The Possilpark clinic was targeted by the American organisation Project Prevention, which offered to pay drug addicts £200 to be sterlised, which was "an appalling approach," according to Mary.

"Over the years, with the widening gap between the rich and the poor, and the huge increase in poverty-related ill-health, our outcomes of pregnancy have got worse, which is really disappointing and a bit paradoxical," she says. "We're seeing sicker women with sicker babies."

MARY was also a finalist for SWOTY in 2003 and since then she has lectured all over the UK and helped to improve reproductive services in Eastern Europe.
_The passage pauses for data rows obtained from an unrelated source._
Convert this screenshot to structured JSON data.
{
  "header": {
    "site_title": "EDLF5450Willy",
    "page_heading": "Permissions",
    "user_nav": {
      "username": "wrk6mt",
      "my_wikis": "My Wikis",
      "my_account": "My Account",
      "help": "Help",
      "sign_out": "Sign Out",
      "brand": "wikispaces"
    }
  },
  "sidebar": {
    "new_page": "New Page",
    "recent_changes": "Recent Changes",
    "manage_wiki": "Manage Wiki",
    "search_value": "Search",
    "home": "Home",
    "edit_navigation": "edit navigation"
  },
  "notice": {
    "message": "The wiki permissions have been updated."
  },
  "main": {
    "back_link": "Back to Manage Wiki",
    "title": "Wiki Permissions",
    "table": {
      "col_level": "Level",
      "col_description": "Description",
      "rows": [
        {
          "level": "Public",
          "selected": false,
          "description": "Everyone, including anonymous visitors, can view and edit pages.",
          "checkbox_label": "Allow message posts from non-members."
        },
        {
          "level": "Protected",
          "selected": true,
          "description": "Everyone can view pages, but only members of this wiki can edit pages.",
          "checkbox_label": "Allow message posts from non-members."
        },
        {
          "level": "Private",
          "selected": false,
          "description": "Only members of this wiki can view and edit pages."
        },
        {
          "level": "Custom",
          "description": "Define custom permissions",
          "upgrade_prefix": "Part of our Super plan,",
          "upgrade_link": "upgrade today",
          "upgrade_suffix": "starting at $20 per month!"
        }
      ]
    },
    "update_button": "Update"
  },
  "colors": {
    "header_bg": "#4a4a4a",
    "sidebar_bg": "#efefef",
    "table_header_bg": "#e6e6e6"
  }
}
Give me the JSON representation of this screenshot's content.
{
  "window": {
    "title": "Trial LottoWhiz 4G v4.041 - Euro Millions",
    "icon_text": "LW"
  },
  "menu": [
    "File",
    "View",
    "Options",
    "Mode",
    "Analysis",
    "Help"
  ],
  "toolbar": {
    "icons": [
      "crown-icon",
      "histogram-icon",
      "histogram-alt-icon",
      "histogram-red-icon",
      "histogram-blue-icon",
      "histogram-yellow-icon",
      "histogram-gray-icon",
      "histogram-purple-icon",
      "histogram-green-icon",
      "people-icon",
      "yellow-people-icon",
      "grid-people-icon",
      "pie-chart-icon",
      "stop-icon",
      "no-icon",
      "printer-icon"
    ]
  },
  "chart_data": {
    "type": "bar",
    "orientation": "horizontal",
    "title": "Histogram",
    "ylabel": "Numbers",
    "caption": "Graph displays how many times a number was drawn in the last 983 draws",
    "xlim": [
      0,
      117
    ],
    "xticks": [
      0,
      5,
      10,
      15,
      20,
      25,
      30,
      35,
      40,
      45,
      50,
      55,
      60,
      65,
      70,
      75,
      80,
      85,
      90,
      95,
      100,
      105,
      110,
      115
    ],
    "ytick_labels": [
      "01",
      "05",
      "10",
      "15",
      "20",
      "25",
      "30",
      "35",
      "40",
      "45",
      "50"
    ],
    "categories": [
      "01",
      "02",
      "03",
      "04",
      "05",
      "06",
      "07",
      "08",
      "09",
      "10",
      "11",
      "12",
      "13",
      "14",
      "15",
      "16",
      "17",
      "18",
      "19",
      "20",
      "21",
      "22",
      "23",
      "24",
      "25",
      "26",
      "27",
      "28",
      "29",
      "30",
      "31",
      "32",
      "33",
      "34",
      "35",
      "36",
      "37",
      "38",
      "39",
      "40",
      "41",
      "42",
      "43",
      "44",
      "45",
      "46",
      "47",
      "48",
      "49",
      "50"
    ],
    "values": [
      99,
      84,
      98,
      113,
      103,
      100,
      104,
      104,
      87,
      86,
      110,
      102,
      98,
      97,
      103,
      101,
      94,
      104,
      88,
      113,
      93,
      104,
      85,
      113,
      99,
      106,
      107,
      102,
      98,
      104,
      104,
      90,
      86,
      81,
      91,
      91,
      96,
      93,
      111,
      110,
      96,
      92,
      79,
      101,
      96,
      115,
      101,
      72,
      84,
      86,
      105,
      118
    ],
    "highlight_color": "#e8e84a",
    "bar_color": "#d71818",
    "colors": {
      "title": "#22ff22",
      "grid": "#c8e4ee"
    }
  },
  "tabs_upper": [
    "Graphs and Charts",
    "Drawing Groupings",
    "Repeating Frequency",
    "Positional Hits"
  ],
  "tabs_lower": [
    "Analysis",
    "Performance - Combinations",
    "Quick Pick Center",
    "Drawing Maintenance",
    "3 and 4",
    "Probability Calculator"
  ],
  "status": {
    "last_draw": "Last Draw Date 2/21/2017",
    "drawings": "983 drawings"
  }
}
She works with the World Health Organisation and UNICEF on teaching medical care for women with HIV and addictions, and with Amnesty International on domestic abuse.

She has visited Moldova, Ukraine, Kosovo, Romania and India to help set up maternity services, particularly on preventing the transfer of HIV from mother to baby.

Since changing to part-time hours last year, she no longer works in the delivery room.

It has proved quite an emotional shift for someone whose delivery tally registers in the thousands.

When it is time to retire, Mary plans to return to her beloved Shetland.

"At the moment, I've no plans to stop this," she says. "It's almost like a hobby when you do it part-time.

"I'm hoping I'll be able to carry on doing the work with Unicef and the World health organisation until I stop being able to help, until it stops keeping giving me a buzz."